Any vendor can claim to have secure environments to host data (and many do), but most lack verification. Why? Because it’s a lengthy and costly process to alter operations processes and achieve genuine certifications. But that’s not your concern – if vendors are handling your sensitive and critical information, you should insist on proof of compliance and specify security requirements in your vendor selection process.
“Wise companies and firms must ensure that vendors’ information security policies and processes align with their own security and compliance objectives.”
One trusted and rigorous certification is the ISO 27001:2013 standard designed for organizations in any industry, but is particularly pertinent for SaaS vendors, especially those which operate in the cloud. It not only ensures that information is secured from a technical and organizational perspective, it requires guidelines and processes for managing risk and implementing controls which continuously test compliance. ISO 27001 requires management to systematically assess security risks and impacts, design and implement controls to address potential vulnerabilities, and to review and revise controls over time. Furthermore, verified certifications can only be attained through a rigorous 3 step auditing process performed over several months and re-verified annually by third-party accredited certification bodies recognized by government-authorized parties.
Unfortunately, most vendors, particularly in the United States have not gone through the certification process and will often refer their prospects and clients to their cloud-service providers’ certifications, such as Microsoft or Amazon. This is highly misleading and risky, as those service providers only ensure the security of their own infrastructure, platforms, and software. Vendor software and data are not in the cloud-service providers’ ISO scopes. That’s why it is of the utmost importance to make sure your technology vendors carry their own certifications.
So how can you tell?
Start by asking all of your vendors these questions:
- Do you carry any security certifications, such as ISO 27001, and who is your certification body?
- What are your company-specific policies and procedures on information security?

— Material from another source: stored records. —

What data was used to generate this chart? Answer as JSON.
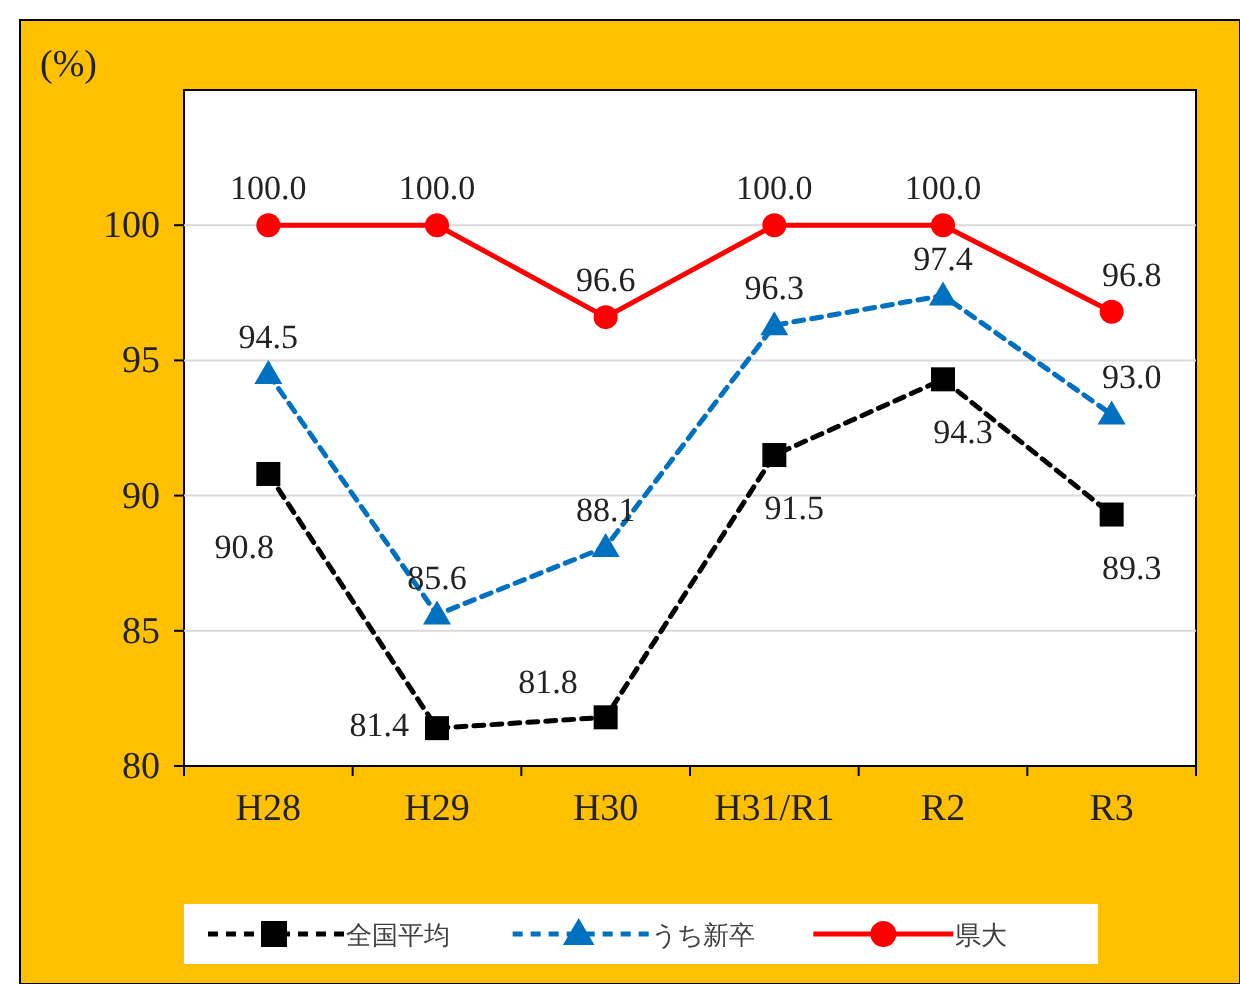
{
  "chart_data": {
    "type": "line",
    "ylabel": "(%)",
    "categories": [
      "H28",
      "H29",
      "H30",
      "H31/R1",
      "R2",
      "R3"
    ],
    "series": [
      {
        "name": "全国平均",
        "color": "#000000",
        "marker": "square",
        "line_style": "dashed",
        "values": [
          90.8,
          81.4,
          81.8,
          91.5,
          94.3,
          89.3
        ],
        "value_labels": [
          "90.8",
          "81.4",
          "81.8",
          "91.5",
          "94.3",
          "89.3"
        ]
      },
      {
        "name": "うち新卒",
        "color": "#0070c0",
        "marker": "triangle",
        "line_style": "dashed",
        "values": [
          94.5,
          85.6,
          88.1,
          96.3,
          97.4,
          93.0
        ],
        "value_labels": [
          "94.5",
          "85.6",
          "88.1",
          "96.3",
          "97.4",
          "93.0"
        ]
      },
      {
        "name": "県大",
        "color": "#ff0000",
        "marker": "circle",
        "line_style": "solid",
        "values": [
          100.0,
          100.0,
          96.6,
          100.0,
          100.0,
          96.8
        ],
        "value_labels": [
          "100.0",
          "100.0",
          "96.6",
          "100.0",
          "100.0",
          "96.8"
        ]
      }
    ],
    "ylim": [
      80,
      105
    ],
    "yticks": [
      80,
      85,
      90,
      95,
      100
    ],
    "grid": "y",
    "legend": "bottom"
  }
}
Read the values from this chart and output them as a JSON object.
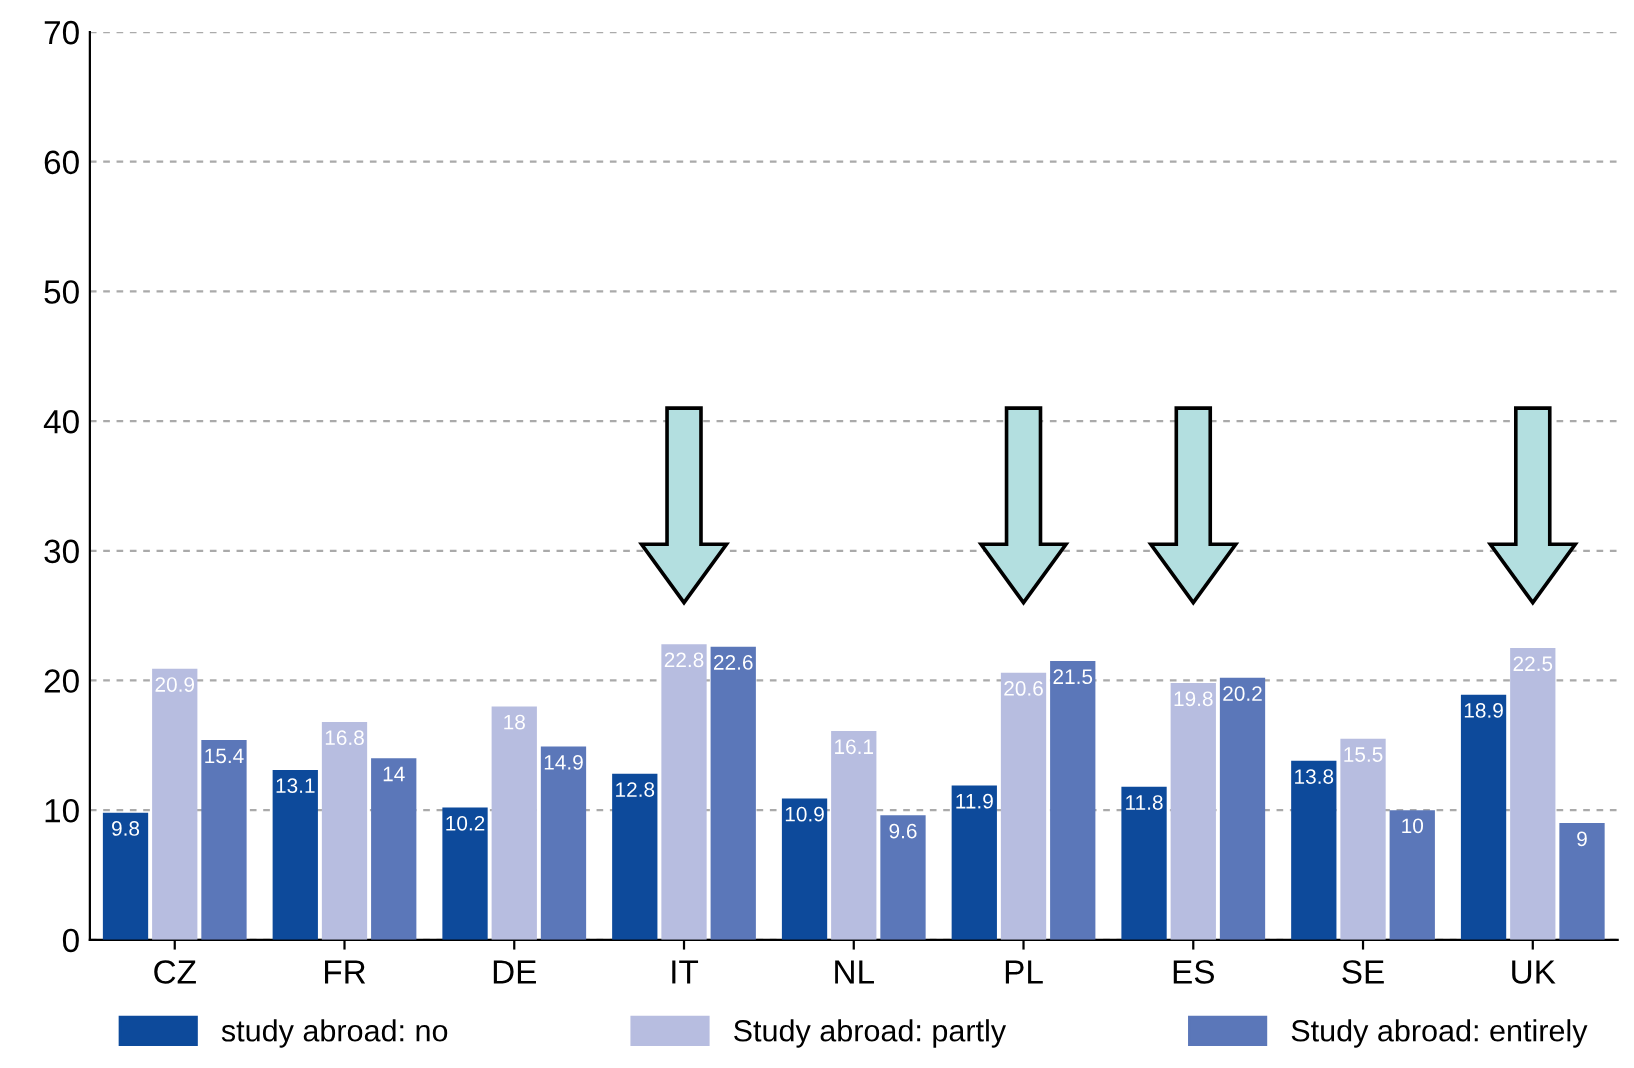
{
  "chart_data": {
    "type": "bar",
    "categories": [
      "CZ",
      "FR",
      "DE",
      "IT",
      "NL",
      "PL",
      "ES",
      "SE",
      "UK"
    ],
    "series": [
      {
        "name": "study abroad: no",
        "color": "#0d4a9b",
        "values": [
          9.8,
          13.1,
          10.2,
          12.8,
          10.9,
          11.9,
          11.8,
          13.8,
          18.9
        ]
      },
      {
        "name": "Study abroad: partly",
        "color": "#b7bde0",
        "values": [
          20.9,
          16.8,
          18,
          22.8,
          16.1,
          20.6,
          19.8,
          15.5,
          22.5
        ]
      },
      {
        "name": "Study abroad: entirely",
        "color": "#5b77b9",
        "values": [
          15.4,
          14,
          14.9,
          22.6,
          9.6,
          21.5,
          20.2,
          10,
          9
        ]
      }
    ],
    "ylim": [
      0,
      70
    ],
    "yticks": [
      0,
      10,
      20,
      30,
      40,
      50,
      60,
      70
    ],
    "grid": "y",
    "legend": "bottom",
    "data_labels": true
  }
}
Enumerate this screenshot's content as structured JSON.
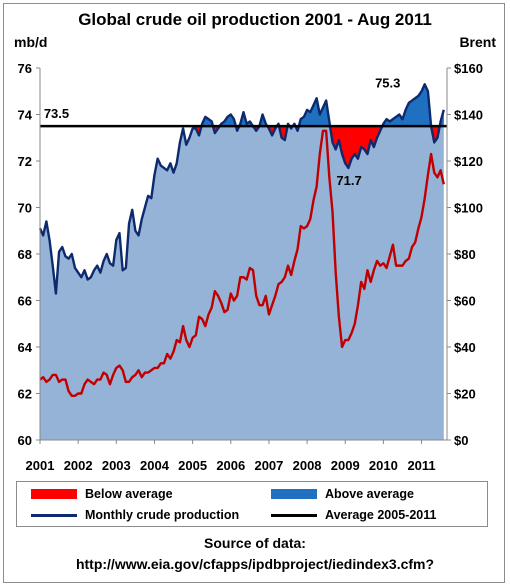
{
  "chart_data": {
    "type": "area",
    "title": "Global crude oil production  2001 - Aug 2011",
    "ylabel_left": "mb/d",
    "ylabel_right": "Brent",
    "xlim": [
      2001,
      2011.667
    ],
    "ylim_left": [
      60,
      76
    ],
    "ylim_right": [
      0,
      160
    ],
    "x_ticks": [
      "2001",
      "2002",
      "2003",
      "2004",
      "2005",
      "2006",
      "2007",
      "2008",
      "2009",
      "2010",
      "2011"
    ],
    "y_left_ticks": [
      "60",
      "62",
      "64",
      "66",
      "68",
      "70",
      "72",
      "74",
      "76"
    ],
    "y_right_ticks": [
      "$0",
      "$20",
      "$40",
      "$60",
      "$80",
      "$100",
      "$120",
      "$140",
      "$160"
    ],
    "average": 73.5,
    "average_label": "73.5",
    "annotations": [
      {
        "text": "75.3",
        "x": 2010.55,
        "y": 75.3
      },
      {
        "text": "71.7",
        "x": 2009.1,
        "y": 71.7
      }
    ],
    "series": [
      {
        "name": "Monthly crude production",
        "axis": "left",
        "color": "#0d2a6e",
        "x": [
          2001.0,
          2001.083,
          2001.167,
          2001.25,
          2001.333,
          2001.417,
          2001.5,
          2001.583,
          2001.667,
          2001.75,
          2001.833,
          2001.917,
          2002.0,
          2002.083,
          2002.167,
          2002.25,
          2002.333,
          2002.417,
          2002.5,
          2002.583,
          2002.667,
          2002.75,
          2002.833,
          2002.917,
          2003.0,
          2003.083,
          2003.167,
          2003.25,
          2003.333,
          2003.417,
          2003.5,
          2003.583,
          2003.667,
          2003.75,
          2003.833,
          2003.917,
          2004.0,
          2004.083,
          2004.167,
          2004.25,
          2004.333,
          2004.417,
          2004.5,
          2004.583,
          2004.667,
          2004.75,
          2004.833,
          2004.917,
          2005.0,
          2005.083,
          2005.167,
          2005.25,
          2005.333,
          2005.417,
          2005.5,
          2005.583,
          2005.667,
          2005.75,
          2005.833,
          2005.917,
          2006.0,
          2006.083,
          2006.167,
          2006.25,
          2006.333,
          2006.417,
          2006.5,
          2006.583,
          2006.667,
          2006.75,
          2006.833,
          2006.917,
          2007.0,
          2007.083,
          2007.167,
          2007.25,
          2007.333,
          2007.417,
          2007.5,
          2007.583,
          2007.667,
          2007.75,
          2007.833,
          2007.917,
          2008.0,
          2008.083,
          2008.167,
          2008.25,
          2008.333,
          2008.417,
          2008.5,
          2008.583,
          2008.667,
          2008.75,
          2008.833,
          2008.917,
          2009.0,
          2009.083,
          2009.167,
          2009.25,
          2009.333,
          2009.417,
          2009.5,
          2009.583,
          2009.667,
          2009.75,
          2009.833,
          2009.917,
          2010.0,
          2010.083,
          2010.167,
          2010.25,
          2010.333,
          2010.417,
          2010.5,
          2010.583,
          2010.667,
          2010.75,
          2010.833,
          2010.917,
          2011.0,
          2011.083,
          2011.167,
          2011.25,
          2011.333,
          2011.417,
          2011.5,
          2011.583
        ],
        "values": [
          69.1,
          68.8,
          69.4,
          68.6,
          67.5,
          66.3,
          68.1,
          68.3,
          67.9,
          67.8,
          68.0,
          67.4,
          67.2,
          67.0,
          67.3,
          66.9,
          67.0,
          67.3,
          67.5,
          67.2,
          67.7,
          68.0,
          67.6,
          67.5,
          68.6,
          68.9,
          67.3,
          67.4,
          69.3,
          69.9,
          69.0,
          68.8,
          69.5,
          70.0,
          70.5,
          70.4,
          71.4,
          72.1,
          71.8,
          71.7,
          71.6,
          71.9,
          71.5,
          71.9,
          72.8,
          73.4,
          72.7,
          73.0,
          73.4,
          73.4,
          73.1,
          73.6,
          73.9,
          73.8,
          73.7,
          73.2,
          73.4,
          73.6,
          73.7,
          73.9,
          74.0,
          73.8,
          73.3,
          73.6,
          74.1,
          73.6,
          73.7,
          73.5,
          73.3,
          73.5,
          74.0,
          73.6,
          73.4,
          73.1,
          73.4,
          73.6,
          73.0,
          72.9,
          73.6,
          73.4,
          73.6,
          73.3,
          73.8,
          73.9,
          74.2,
          74.1,
          74.4,
          74.7,
          74.0,
          74.3,
          74.6,
          73.7,
          72.8,
          72.5,
          72.9,
          72.3,
          71.9,
          71.7,
          72.1,
          72.3,
          72.1,
          72.6,
          72.5,
          72.3,
          72.9,
          72.6,
          73.0,
          73.3,
          73.6,
          73.8,
          73.7,
          73.8,
          73.9,
          74.0,
          73.8,
          74.2,
          74.5,
          74.6,
          74.7,
          74.8,
          75.0,
          75.3,
          75.0,
          73.5,
          72.8,
          73.0,
          73.7,
          74.2
        ]
      },
      {
        "name": "Brent",
        "axis": "right",
        "color": "#c00000",
        "x": [
          2001.0,
          2001.083,
          2001.167,
          2001.25,
          2001.333,
          2001.417,
          2001.5,
          2001.583,
          2001.667,
          2001.75,
          2001.833,
          2001.917,
          2002.0,
          2002.083,
          2002.167,
          2002.25,
          2002.333,
          2002.417,
          2002.5,
          2002.583,
          2002.667,
          2002.75,
          2002.833,
          2002.917,
          2003.0,
          2003.083,
          2003.167,
          2003.25,
          2003.333,
          2003.417,
          2003.5,
          2003.583,
          2003.667,
          2003.75,
          2003.833,
          2003.917,
          2004.0,
          2004.083,
          2004.167,
          2004.25,
          2004.333,
          2004.417,
          2004.5,
          2004.583,
          2004.667,
          2004.75,
          2004.833,
          2004.917,
          2005.0,
          2005.083,
          2005.167,
          2005.25,
          2005.333,
          2005.417,
          2005.5,
          2005.583,
          2005.667,
          2005.75,
          2005.833,
          2005.917,
          2006.0,
          2006.083,
          2006.167,
          2006.25,
          2006.333,
          2006.417,
          2006.5,
          2006.583,
          2006.667,
          2006.75,
          2006.833,
          2006.917,
          2007.0,
          2007.083,
          2007.167,
          2007.25,
          2007.333,
          2007.417,
          2007.5,
          2007.583,
          2007.667,
          2007.75,
          2007.833,
          2007.917,
          2008.0,
          2008.083,
          2008.167,
          2008.25,
          2008.333,
          2008.417,
          2008.5,
          2008.583,
          2008.667,
          2008.75,
          2008.833,
          2008.917,
          2009.0,
          2009.083,
          2009.167,
          2009.25,
          2009.333,
          2009.417,
          2009.5,
          2009.583,
          2009.667,
          2009.75,
          2009.833,
          2009.917,
          2010.0,
          2010.083,
          2010.167,
          2010.25,
          2010.333,
          2010.417,
          2010.5,
          2010.583,
          2010.667,
          2010.75,
          2010.833,
          2010.917,
          2011.0,
          2011.083,
          2011.167,
          2011.25,
          2011.333,
          2011.417,
          2011.5,
          2011.583
        ],
        "values": [
          26,
          27,
          25,
          26,
          28,
          28,
          25,
          26,
          26,
          21,
          19,
          19,
          20,
          20,
          24,
          26,
          25,
          24,
          26,
          26,
          29,
          28,
          24,
          28,
          31,
          32,
          30,
          25,
          25,
          27,
          28,
          30,
          27,
          29,
          29,
          30,
          31,
          31,
          33,
          33,
          37,
          35,
          38,
          43,
          42,
          49,
          43,
          40,
          44,
          45,
          53,
          52,
          49,
          54,
          57,
          64,
          62,
          59,
          55,
          56,
          63,
          60,
          62,
          70,
          70,
          69,
          74,
          73,
          62,
          58,
          58,
          62,
          54,
          58,
          62,
          67,
          68,
          70,
          75,
          71,
          77,
          82,
          92,
          91,
          92,
          95,
          103,
          109,
          123,
          133,
          133,
          113,
          98,
          72,
          53,
          40,
          43,
          43,
          46,
          50,
          58,
          68,
          65,
          73,
          68,
          73,
          77,
          75,
          76,
          74,
          79,
          84,
          75,
          75,
          75,
          77,
          78,
          83,
          85,
          91,
          96,
          104,
          114,
          123,
          115,
          113,
          116,
          110
        ]
      }
    ],
    "legend": [
      {
        "label": "Below average",
        "kind": "fill",
        "color": "#ff0000"
      },
      {
        "label": "Above average",
        "kind": "fill",
        "color": "#1f70c1"
      },
      {
        "label": "Monthly crude production",
        "kind": "line",
        "color": "#0d2a6e"
      },
      {
        "label": "Average 2005-2011",
        "kind": "line",
        "color": "#000000"
      }
    ]
  },
  "source": {
    "line1": "Source of data:",
    "line2": "http://www.eia.gov/cfapps/ipdbproject/iedindex3.cfm?"
  }
}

How often do you perform security risk assessments to identify and measure risks, and do you keep a log of security and risk incidents?
- What are your organization’s internal policies regarding user access and account security?
- How do you encrypt data at rest and in transit, and what kinds of controls and processes are in place for intrusion detection, monitoring, and threat detection? How often are vulnerability scans and penetration tests performed?
- How do you store and what is your retention policy regarding client data? How do you securely and permanently delete client data?
- Do you enforce your third-party partners and contractors to follow the same security and risk compliance measures, and how often are reviews of these contracts and partners performed?